Agence France-Presse

« Après cette visite, mon âme est pleine de gratitude » envers tous ceux qui ont rendu possible ce voyage, des autorités politiques « aux autorités religieuses, en partant du grand ayatollah Al-Sistani avec lequel j’ai eu une rencontre inoubliable dans sa résidence », a-t-il assuré.

« Le peuple irakien a le droit de vivre en paix, il a le droit de retrouver la dignité qui lui appartient. Ses racines religieuses et culturelles sont millénaires : la Mésopotamie est le berceau de la civilisation », a poursuivi le pape argentin.

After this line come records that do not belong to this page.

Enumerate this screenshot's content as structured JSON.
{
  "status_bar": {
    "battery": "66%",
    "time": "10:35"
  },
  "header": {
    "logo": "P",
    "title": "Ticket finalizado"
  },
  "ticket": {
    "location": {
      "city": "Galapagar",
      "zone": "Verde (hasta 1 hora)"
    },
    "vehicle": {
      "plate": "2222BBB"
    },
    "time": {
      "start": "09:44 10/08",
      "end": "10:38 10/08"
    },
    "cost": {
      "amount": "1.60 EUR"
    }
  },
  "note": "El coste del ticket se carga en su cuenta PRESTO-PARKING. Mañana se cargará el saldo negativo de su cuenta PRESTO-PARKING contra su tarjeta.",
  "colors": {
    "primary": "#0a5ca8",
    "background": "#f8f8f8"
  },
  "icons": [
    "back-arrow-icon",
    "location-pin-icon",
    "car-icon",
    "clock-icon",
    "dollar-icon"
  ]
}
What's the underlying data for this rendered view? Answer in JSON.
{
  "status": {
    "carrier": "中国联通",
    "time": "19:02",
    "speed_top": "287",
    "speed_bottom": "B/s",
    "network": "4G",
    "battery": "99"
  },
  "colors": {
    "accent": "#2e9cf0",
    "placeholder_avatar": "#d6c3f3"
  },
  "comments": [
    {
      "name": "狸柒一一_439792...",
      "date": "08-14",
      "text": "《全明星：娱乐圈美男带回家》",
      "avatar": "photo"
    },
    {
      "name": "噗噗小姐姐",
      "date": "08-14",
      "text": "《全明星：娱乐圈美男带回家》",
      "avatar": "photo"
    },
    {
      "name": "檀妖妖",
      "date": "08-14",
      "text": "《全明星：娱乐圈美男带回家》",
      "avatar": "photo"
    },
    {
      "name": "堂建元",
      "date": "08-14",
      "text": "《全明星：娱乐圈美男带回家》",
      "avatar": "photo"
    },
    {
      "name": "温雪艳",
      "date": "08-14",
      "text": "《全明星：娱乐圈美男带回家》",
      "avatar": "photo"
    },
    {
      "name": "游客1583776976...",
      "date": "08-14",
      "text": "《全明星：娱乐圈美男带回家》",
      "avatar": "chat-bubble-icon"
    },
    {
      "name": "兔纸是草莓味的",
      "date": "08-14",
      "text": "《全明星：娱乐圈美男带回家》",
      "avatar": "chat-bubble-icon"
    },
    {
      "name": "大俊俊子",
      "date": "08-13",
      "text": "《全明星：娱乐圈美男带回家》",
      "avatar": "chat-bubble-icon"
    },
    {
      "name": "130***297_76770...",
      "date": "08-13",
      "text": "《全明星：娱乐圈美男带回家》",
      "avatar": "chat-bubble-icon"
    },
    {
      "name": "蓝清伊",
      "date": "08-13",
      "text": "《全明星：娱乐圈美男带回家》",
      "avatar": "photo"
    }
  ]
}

Et tout ce patrimoine a été détruit par la guerre, a regretté le souverain pontife, dénonçant les ventes d’armes dans le monde.

« C’est toujours la guerre, ce monstre qui avec le changement des époques se transforme et continue de dévorer l’humanité », a déploré François, invitant à « ne pas répondre aux armes par d’autres armes ». « La réponse est la fraternité », a-t-il assuré.

François est rentré lundi à Rome après sa visite de trois jours en Irak, la première d’un souverain pontife dans ce pays régulièrement secoué par des violences.

Il a sillonné le pays en allant à Bagdad, Mossoul et Qaraqosh, dans le nord supplicié par les djihadistes. Il a porté la cause de l’une des communautés chrétiennes les plus anciennes, mais aussi l’une des plus dispersées dans le monde, jusque devant le grand ayatollah Ali Sistani, plus haute autorité chiite du pays.

Il a également participé à une prière œcuménique avec les différentes fois présentes en Irak depuis des millénaires à Ur, ville natale du patriarche Abraham, père des monothéismes.